We have become, in a very real sense, cyborgs. Our phones, tablets, and laptops are extensions of our minds — storing our memories, managing our relationships, answering our questions before we have finished asking them. Never in human history has this much information been this accessible. It is genuinely remarkable.
It is also becoming a problem.
I say this as someone who loves technology. I am constantly taking online courses, pulling up obscure facts on a whim, texting friends rather than calling them, reading on a Kindle. I do not think technology is inherently good or bad. Like most tools, it depends entirely on how we use it. And increasingly, it is using us.
As an extension of the mind, our devices fill the mind with everything the mind generates — emails, notifications, other people’s highlight reels, the low-grade anxiety of feeling perpetually behind. It is not uncommon to see two friends sitting together, both absorbed in their phones, texting someone who isn’t there. The person right in front of them, missed entirely.
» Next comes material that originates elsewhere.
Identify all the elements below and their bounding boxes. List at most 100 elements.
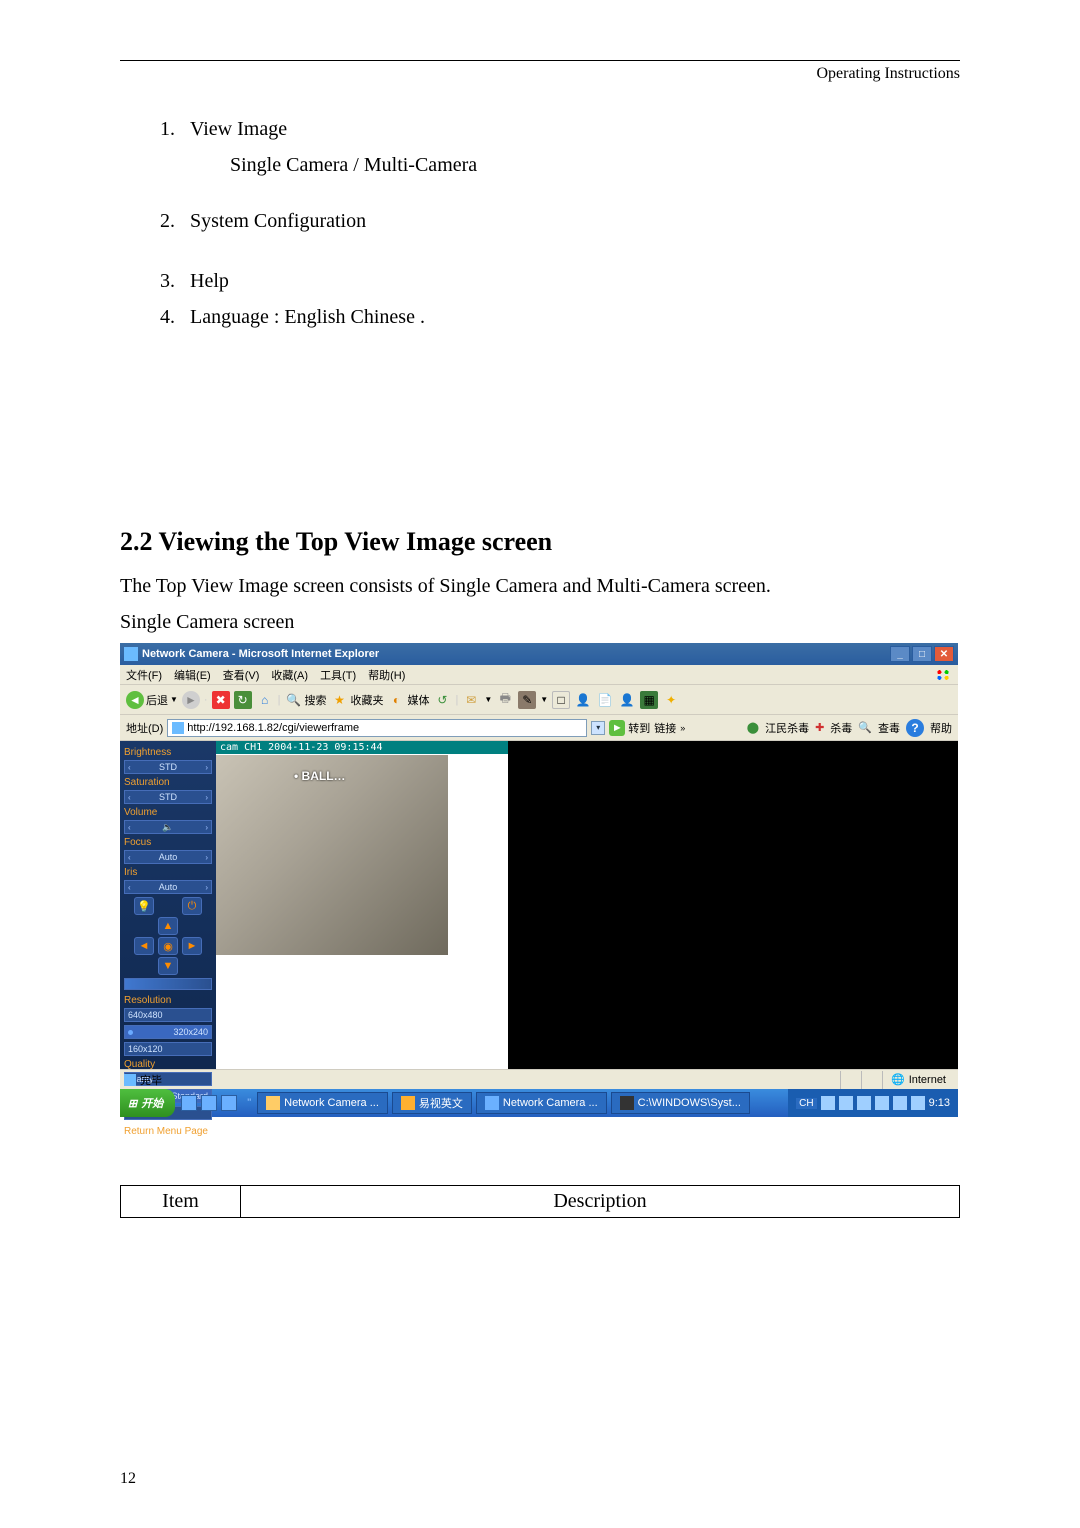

The invitation is simple, if not easy: step away from it sometimes. Turn the phone on silent. Close the laptop. Let the notifications wait.
This will almost certainly trigger the fear of missing out. Good. Invite it in. Sit with it. Ask what it actually has to show you. In my experience the answer is usually: not much. What you were missing was the world right here in front of you — quieter, slower, and considerably more real than anything happening on a screen.
Unsubscribe from the email lists you never read. Go outside. Bring a friend if you like, or go alone and experience the unfamiliar pleasure of your own company without a device in your hand.
It’s a strange idea. But it will be okay. I promise.